Miles From Metropolis -
mean_salary_miles = merged.groupby("Miles From Metropolis")["Salary"].mean().sort_values()
mean_salary_miles
mean_salary_miles.plot()
plt.xticks(rotation =45)
plt.ylabel("Mean Salary")
plt.show()
Nearer to the city center, more is the salary. The mean salary decreases as you go away from the city center.
Multiple plots:
Plotting multiple features in a single plot Vs salary.
mean_salary_job_type1 = merged.groupby("Job Type")["Salary"].mean().sort_values()[1:6]
mean_salary_Degree1 = merged.groupby("Degree")["Salary"].mean().sort_values()
mean_salary_Major1 = merged.groupby("Major")["Salary"].mean().sort_values()[4:]
mean_salary_Industry1 = merged.groupby("Industry")["Salary"].mean().sort_values()[2:]
mean_salary_Experience1 = merged.groupby("Years of Experience")["Salary"].mean().sort_values()[:5]
fig,axis = plt.subplots(nrows=1,ncols=1,figsize=(13,6))
mean_salary_job_type1.plot()
mean_salary_Degree1.plot()
mean_salary_Major1.plot()
mean_salary_Industry1.plot()
mean_salary_Experience1.plot()
axis.set_xticklabels([" ", "a", " ", "b", " ", "c", " ", "d", " ", "e", " " ])
plt.xlabel("Features")
plt.ylabel("Mean Salary")
plt.show()
Here, the values "a", "b", "c", "d", "e" on the x-axis represents -
"a" - represents Junior(Job Type), None(Degree), Physics(Major), Auto(Industry) and 0(Experience).
"b" - represents Senior(Job Type), High School(Degree), CompSci(Major), Health(Industry) and 5(Experience).
"c" - represents Manager(Job Type), Bachelors(Degree), Math(Major), Web(Industry) and 10(Experience).

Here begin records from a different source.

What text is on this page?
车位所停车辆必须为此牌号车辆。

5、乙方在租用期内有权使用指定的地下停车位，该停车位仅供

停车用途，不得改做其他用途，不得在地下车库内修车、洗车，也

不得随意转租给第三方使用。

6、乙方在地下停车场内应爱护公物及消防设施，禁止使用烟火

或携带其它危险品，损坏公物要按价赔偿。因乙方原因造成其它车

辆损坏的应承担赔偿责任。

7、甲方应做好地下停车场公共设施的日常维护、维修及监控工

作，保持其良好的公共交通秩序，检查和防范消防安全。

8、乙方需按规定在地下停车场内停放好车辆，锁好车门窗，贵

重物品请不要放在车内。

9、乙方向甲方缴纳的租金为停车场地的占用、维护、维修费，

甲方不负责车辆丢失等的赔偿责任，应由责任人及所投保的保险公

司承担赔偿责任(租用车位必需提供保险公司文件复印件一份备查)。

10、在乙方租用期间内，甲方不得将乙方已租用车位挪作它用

"d" - represents Vice President(Job Type), Masters(Degree), Business(Major), Finance(Industry) and 15(Experience).
"e" - represents CFO(Job Type), Doctoral(Degree), Engineering(Major), Oil(Industry) and 20(Experience).
Correlation plot :
Make a copy of the dataframe.
Convert the "object" datatype into "category".
Drop "Job ID" and "Company ID" columns.
Encode the categorical data type.
corr_plot = merged.copy()
cols = ["Job Type", "Degree", "Major", "Industry"]
for i in cols:
corr_plot[i] = corr_plot[i].astype("category")
corr_plot.info()
corr_plot = corr_plot.drop("Job ID", axis=1)
corr_plot = corr_plot.drop("Company ID", axis=1)
corr_plot
#One hot encode categorical data in the dataset
corr_plot = pd.get_dummies(corr_plot)
corr_plot.head()
plt.figure(figsize = (10, 8))
sns.heatmap(corr_plot.corr(), cmap = 'BuGn', linewidth = 0.005)
This plot shows the correlation of every column with other columns present in the dataframe.
Yay! 🥳 You made it till the end. Hope you found it interesting.